Landowners can choose to change this, as the government guidance says: “You can also allow additional recreational activities to take place on your open access land by relaxing or removing one or more of the general restrictions, for example to allow people to ride horses. This can be done either through a permanent dedication, or by agreeing to a ‘direction’ that makes this change indefinitely or for a specified period of time.

There are other issues with CROW. There are anomalies, access islands, places excluded that should have been included when the work was done to identify them. This is due to be reviewed. It’s a complicated business, and some landowners often resist their land being classed this way, and then try and make sure it is inaccessible – either by hiding it, making it difficult to access, giving misleading information, or perhaps just ignoring its existence. And if it’s not easy to use and people don’t use it, it’s more likely to be lost (in the same way as footpaths).

It’s difficult to know where it is. The definitive map to find out where open access land is on the Natural England website, but even then some of it is ‘excepted’, and you are not allowed onto it. Magic Map should show the same information as on the Natural England website but there are anomalies. Neither of these are very well-known or that easy to use. The Ordnance Survey map also shows open access land, but some areas are missed out and some are in there which are not in fact open access land. This will be more accessible to people familiar with it such as walkers and other outdoor enthusiasts, but not necessarily so obvious to the general public. It can be accessed for free using Bing maps online, and there are quite a few open source variations on it.

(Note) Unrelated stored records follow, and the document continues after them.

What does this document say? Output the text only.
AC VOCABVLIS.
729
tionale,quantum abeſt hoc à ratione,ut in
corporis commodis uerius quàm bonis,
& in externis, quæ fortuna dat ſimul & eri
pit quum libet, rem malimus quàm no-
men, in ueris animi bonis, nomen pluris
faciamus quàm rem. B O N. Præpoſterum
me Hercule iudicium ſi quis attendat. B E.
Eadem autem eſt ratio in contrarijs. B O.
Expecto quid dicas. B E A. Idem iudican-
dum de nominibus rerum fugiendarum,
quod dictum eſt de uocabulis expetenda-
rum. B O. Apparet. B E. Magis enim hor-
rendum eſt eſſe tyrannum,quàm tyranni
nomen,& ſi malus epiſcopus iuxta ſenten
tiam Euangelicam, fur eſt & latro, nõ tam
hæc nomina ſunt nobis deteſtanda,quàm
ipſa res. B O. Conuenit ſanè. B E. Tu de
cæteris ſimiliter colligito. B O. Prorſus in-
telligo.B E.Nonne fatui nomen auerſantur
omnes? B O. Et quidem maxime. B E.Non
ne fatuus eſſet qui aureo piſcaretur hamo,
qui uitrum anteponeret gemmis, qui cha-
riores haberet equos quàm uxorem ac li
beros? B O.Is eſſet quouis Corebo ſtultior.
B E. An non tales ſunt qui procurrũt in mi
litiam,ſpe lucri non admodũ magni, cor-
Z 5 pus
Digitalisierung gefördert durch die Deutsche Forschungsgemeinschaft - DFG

Although you cannot absolutely trust the information, at least it gives an idea. Landowners are not obliged to put signage or other information to show where it is; some do, but many don’t.

There have been attempts to reform it. Caroline Lucas put forward a Bill and there have been others but these haven’t succeeded. Campaigners would like to see it reformed, but to do so would be a very complicated exercise with a lot of arguments. However, it would make some improvements to access.

It would make a lot more sense to bring in the rights as in Scotland – presumed responsible access, with sensible exclusions such as land around people’s houses, private gardens and parks, arable crops, with advice on what being responsible means. There would still be arguments and discussions about detail, and landowners would resist it – we’ve already seen their arguments against it even happening. But it is more likely to give straightforward rights of access so that people can enjoy the countryside for swimming, walking, camping and other activities that do no harm and do a lot of good to those taking part and benefit society as well.

Meanwhile, swimmers will Go Swimming, doing so responsibly (following the Outdoor Swimmers Code), showing that it can benefit them and can be done safely. And they will do so in numbers that landowners cannot ignore which will help campaign for a Right to Swim.